M Y P E R S P E C T I V E S & W H Y I T M A T T E R S T O N O I R S T O N E . C L U B
We believe overall well-being requires a good foundation, setting a good foundation requires a good community, society, mindset, and environment. The ideas of “self-care” and “wellness businesses” as the key to health, happiness, and overall well-being for communities. Unfortunately, most BIPOC don’t have the same luxury to engage in self-care practices as their White counterparts due to they work twice as hard for positions with pay inequity, lack of health food and personal care access on a daily basis. The systemic constitutional discrimination and over-generalizing people in a stereotype are one of the crisis that has been slammed in our faces for generations. That not only leaves individuals and families experiencing pain physically but also mentally and emotionally, draining the home of strong, positive energy, and forming the roots of most chronic diseases.
W H A T W E C A N D O
Making a change isn’t a sprint, but a marathon. The marathon needs to start from somewhere. Bit by bit, everyday. We as individuals and businesses can do so much more than we think. As Emmnuel Acho quotes,’Individuals affect the houses, the houses affect cities, cities affect the states (provinces), the states (provinces) affect the nation, the nation affects the world.’
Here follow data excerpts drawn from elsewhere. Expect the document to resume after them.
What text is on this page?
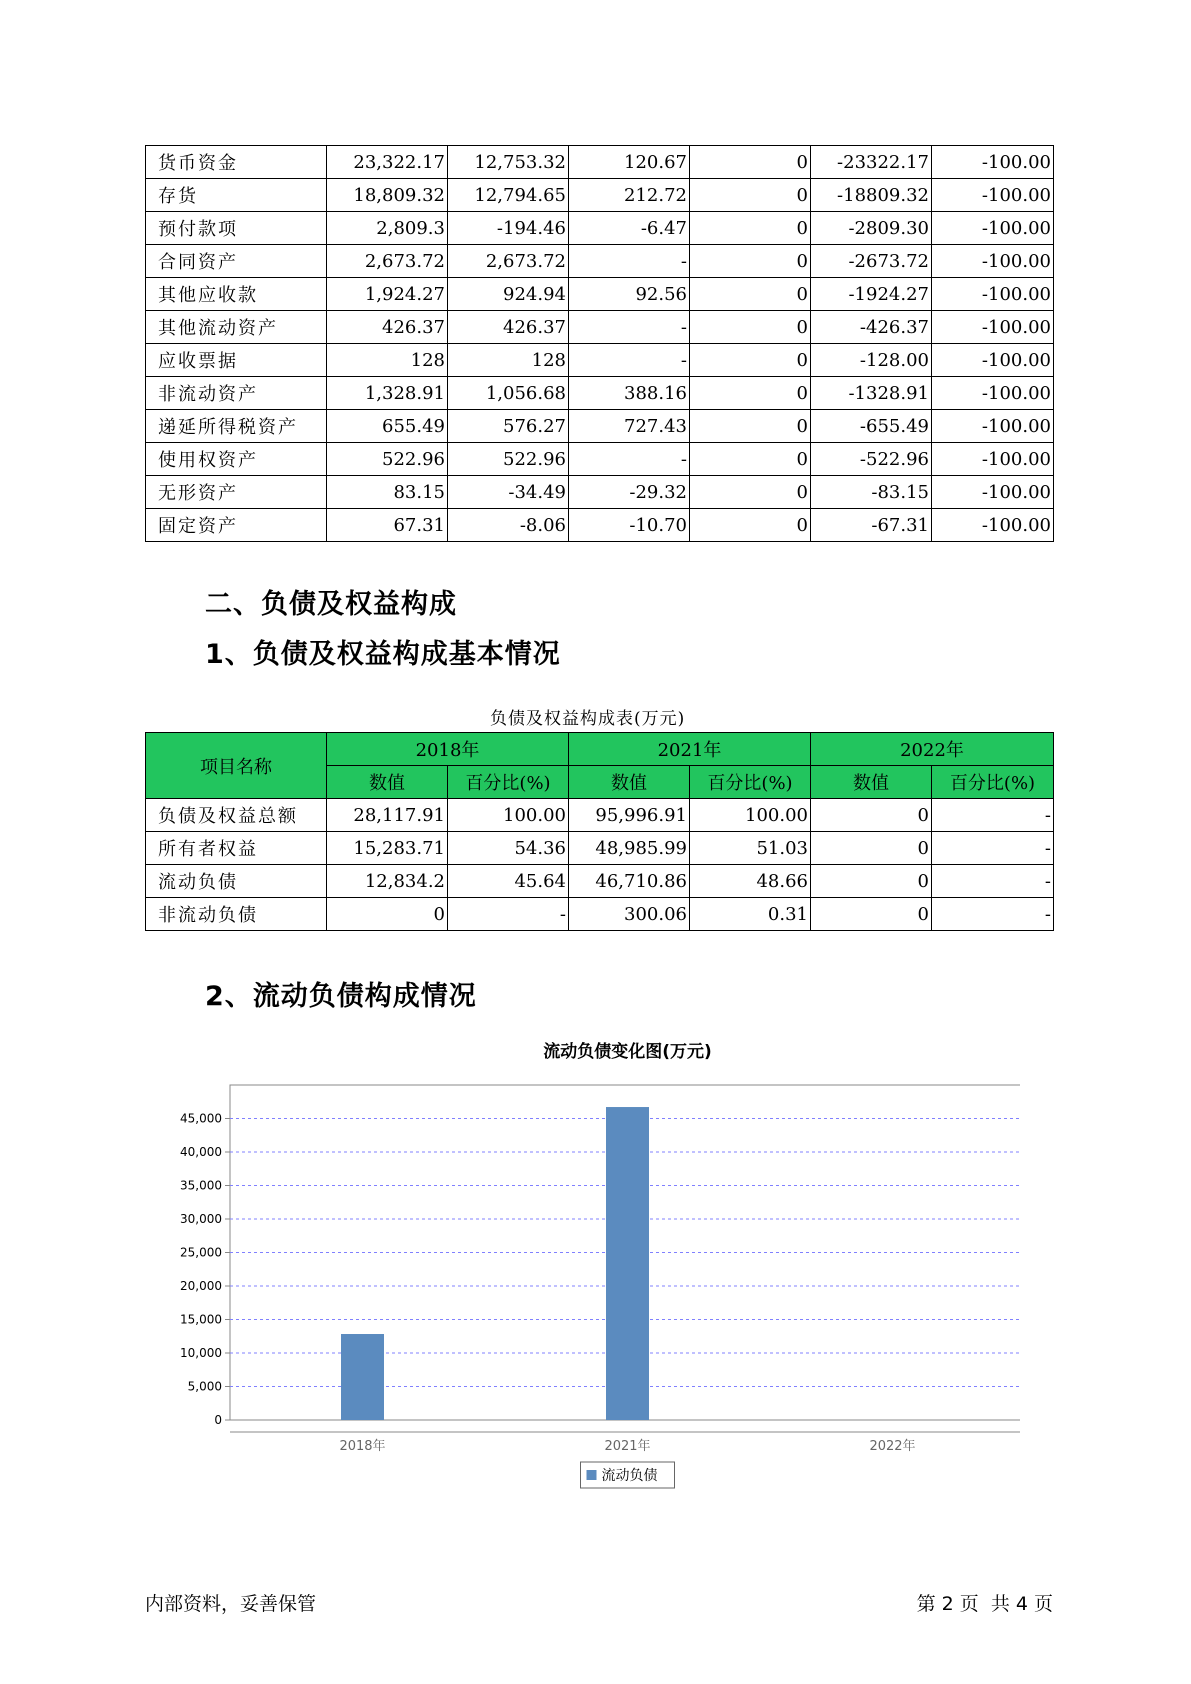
货币资金	23,322.17	12,753.32	120.67	0	-23322.17	-100.00
存货	18,809.32	12,794.65	212.72	0	-18809.32	-100.00
预付款项	2,809.3	-194.46	-6.47	0	-2809.30	-100.00
合同资产	2,673.72	2,673.72	-	0	-2673.72	-100.00
其他应收款	1,924.27	924.94	92.56	0	-1924.27	-100.00
其他流动资产	426.37	426.37	-	0	-426.37	-100.00
应收票据	128	128	-	0	-128.00	-100.00
非流动资产	1,328.91	1,056.68	388.16	0	-1328.91	-100.00
递延所得税资产	655.49	576.27	727.43	0	-655.49	-100.00
使用权资产	522.96	522.96	-	0	-522.96	-100.00
无形资产	83.15	-34.49	-29.32	0	-83.15	-100.00
固定资产	67.31	-8.06	-10.70	0	-67.31	-100.00
二、负债及权益构成
1、负债及权益构成基本情况
负债及权益构成表(万元)
项目名称	2018年		2021年		2022年	
	数值	百分比(%)	数值	百分比(%)	数值	百分比(%)
负债及权益总额	28,117.91	100.00	95,996.91	100.00	0	-
所有者权益	15,283.71	54.36	48,985.99	51.03	0	-
流动负债	12,834.2	45.64	46,710.86	48.66	0	-
非流动负债	0	-	300.06	0.31	0	-
2、流动负债构成情况
流动负债变化图(万元)
0
5,000
10,000
15,000
20,000
25,000
30,000
35,000
40,000
45,000
2018年	2021年	2022年
流动负债
内部资料，妥善保管	第 2 页  共 4 页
- We celebrate a diverse community – folks of all colors, communities, backgrounds, beliefs, genders, spectrums, and interests;
- We are unable to raise good children if we aren’t being inclusive to all ethnicities, spectrums, genders, sexualities, beliefs, etc;
- We are unable to advocate for parents as parents if we aren’t standing with Black, Brown, LGBT parents who say different prayers every day because of the fear for their children’s, as well as their own, lives;
- We are unable to fight for small businesses especially during covid if we don’t fight the empowerments for Black, Brown, LGBT, and Spectrum business owners; ⠀⠀⠀⠀⠀⠀⠀⠀⠀
- We are unable to stand for women’s rights if we aren’t standing up for Black, Brown, Trangenders, and who identify themselves as women;⠀⠀⠀
- There’s no modern medicine and good patient care unless racist and sexist misinformation, stereotypes, and unconscious attitudes that contribute to disparities are removed.
Start from today:
- Before trying to know the What and How, try to educate ourselves on the Why;
- Educate ourselves and our offspring to flip the coin, see the different sides of our lives, putting themselves into others’ shoes;
- Learn and accept the person, not skin color;
- Respect the culture that may be indicated by skin color, but don’t let it define who they are
- Knowing there’s no All Lives Matter until Black Lives, Asian Lives, Indigenous Lives, Jewish Lives, LGBTQ Lives, Autism, Alzheimer’s, Feminism, ALS Matter (and unable to include all in here as the diversity in our world is tremendous.
- Give BIPOC the same learning and leadership opportunities at school and in workplace;
- Stop following BIPOC in the grocery store just to assume they look suspicious based on their skin color in track suits;
- Ask if you have doubts, don’t assume.